Understand data storage for a modern data warehouse

Completed

Although you have the opportunity to ingest data at the source directly into a data warehouse, it is more typical to store the source data within a staging area, which is also referred to as a landing zone. This typically is a neutral storage area that sits between the source systems and the data warehouse. The main reason for adding a staging area into the architecture of a modern data warehouse is for any one of the following reasons:

To reduce contention on source systems

Source systems typically play an important role in fulfilling business operations that either bring in revenue to an organization, or provides a function that is mission critical to the business. As a result, ingesting data from these systems must minimize the resource usage against the source system so it does not disrupt it. As a result, some data warehouse design strategies will involve grabbing data at a source, and “dumping” the data into a staging area.

This approach involves no transformation or cleansing. It simply grabs the data, so it minimizes the contention on the source system. This may also involve having the source system output data into text files, that are then collected by your Extract, Transform and Load (ETL) process.

Enables you to deal with the ingestion of source systems on different schedules.

Staging environments provide a great place to store data from different source systems regardless of the schedule on which the data is ingested. For example, you may grab data from some source systems in the early evening because this is the time when they are at their quietest, and then it may not be until the early hours of the morning until you can grab data from other system as they have backup process running on them first before you are able to ingest the data. Having a staging area enables you to handle these different schedules

To join data together from different source systems

A staging environment provides the opportunity to bring together a single view of data from different source systems. As the staging area is independent from the source systems and the data warehouse, you have the freedom to perform any work you need without impacting these systems.

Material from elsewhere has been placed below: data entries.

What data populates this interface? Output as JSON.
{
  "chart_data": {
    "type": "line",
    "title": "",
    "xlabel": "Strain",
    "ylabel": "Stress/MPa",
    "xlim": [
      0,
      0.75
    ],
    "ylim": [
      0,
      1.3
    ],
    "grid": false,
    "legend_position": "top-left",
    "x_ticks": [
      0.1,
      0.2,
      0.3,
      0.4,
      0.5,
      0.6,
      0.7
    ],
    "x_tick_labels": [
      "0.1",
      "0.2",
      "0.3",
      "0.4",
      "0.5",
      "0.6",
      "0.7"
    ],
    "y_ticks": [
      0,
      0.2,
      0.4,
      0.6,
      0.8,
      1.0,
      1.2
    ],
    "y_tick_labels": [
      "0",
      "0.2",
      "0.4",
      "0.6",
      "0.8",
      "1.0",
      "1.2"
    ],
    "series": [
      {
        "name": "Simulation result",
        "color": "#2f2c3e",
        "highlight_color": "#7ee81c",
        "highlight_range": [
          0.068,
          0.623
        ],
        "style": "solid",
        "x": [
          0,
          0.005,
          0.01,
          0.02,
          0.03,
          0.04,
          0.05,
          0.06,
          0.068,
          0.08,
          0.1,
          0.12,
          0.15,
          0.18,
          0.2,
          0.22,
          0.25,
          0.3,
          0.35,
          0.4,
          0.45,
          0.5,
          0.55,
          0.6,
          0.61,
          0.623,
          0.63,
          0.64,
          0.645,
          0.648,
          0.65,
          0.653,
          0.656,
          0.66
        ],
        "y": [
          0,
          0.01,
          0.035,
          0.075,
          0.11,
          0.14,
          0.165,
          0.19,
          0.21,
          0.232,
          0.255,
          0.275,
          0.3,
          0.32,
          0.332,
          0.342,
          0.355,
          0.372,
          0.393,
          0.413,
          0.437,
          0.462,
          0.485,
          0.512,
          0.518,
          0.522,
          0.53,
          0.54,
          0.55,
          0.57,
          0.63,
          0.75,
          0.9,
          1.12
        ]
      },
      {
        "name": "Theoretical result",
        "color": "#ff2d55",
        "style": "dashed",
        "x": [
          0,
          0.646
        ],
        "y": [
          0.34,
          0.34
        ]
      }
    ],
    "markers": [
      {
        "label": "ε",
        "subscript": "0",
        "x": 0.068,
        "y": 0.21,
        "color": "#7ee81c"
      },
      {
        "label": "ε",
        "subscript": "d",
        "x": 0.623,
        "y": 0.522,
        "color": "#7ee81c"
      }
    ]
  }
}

You can even create additional tables that can aid the process of joining data together from different source systems, referred to as mapping tables. In this scenario, imagine that you have a customer’s table in one source system, that has a column named FirstName. In a second source system, perhaps running an AS400 system, you have customer’s table that has a column named FIRNAM that also represents the first name of the customer too.

You can create a separate table that contains metadata that maps the data in a column from one source system, with another column from another source system that represent the same business entity. In this case firstname.

To rerun failed data warehouse loads from a staging area

Not all data warehouse loads will complete successfully, so your data warehouse has to be able to handle scenarios where a rerun of the ETL process may have to occur during core business hours, and needs to occur without disrupting the source systems again. By holding onto the staging data, you are able to rerun the ETL process from the staging area, rather than the source system.

In a modern data warehouse architecture, the source data can be so varied. The variety and volume of data that is generated and analyzed today is increasing. Companies have multiple sources of data, from websites to Point of Sale (POS) systems, and more recently from social media sites to Internet of Things (IoT) devices. Each source provides an essential aspect of data that needs to be collected, analyzed, and potentially acted upon.

Based on this, Azure Data Lake Gen 2 is the ideal storage solution for hosting staging data as it contains a set of capabilities dedicated to big data analytics known as a data lake. A data lake is a repository of data that is stored in its natural format, usually as blobs or files. Azure Data Lake Storage is a comprehensive, scalable, and cost-effective data lake solution for big data analytics built into Azure.

Azure Data Lake Storage combines a file system with a storage platform to help you quickly identify insights into your data. Data Lake Storage Gen2 builds on Azure Blob storage capabilities to optimize it specifically for analytics workloads. This integration enables analytics performance, the tiering and data lifecycle management capabilities of Blob storage, and the high-availability, security, and durability capabilities of Azure Storage.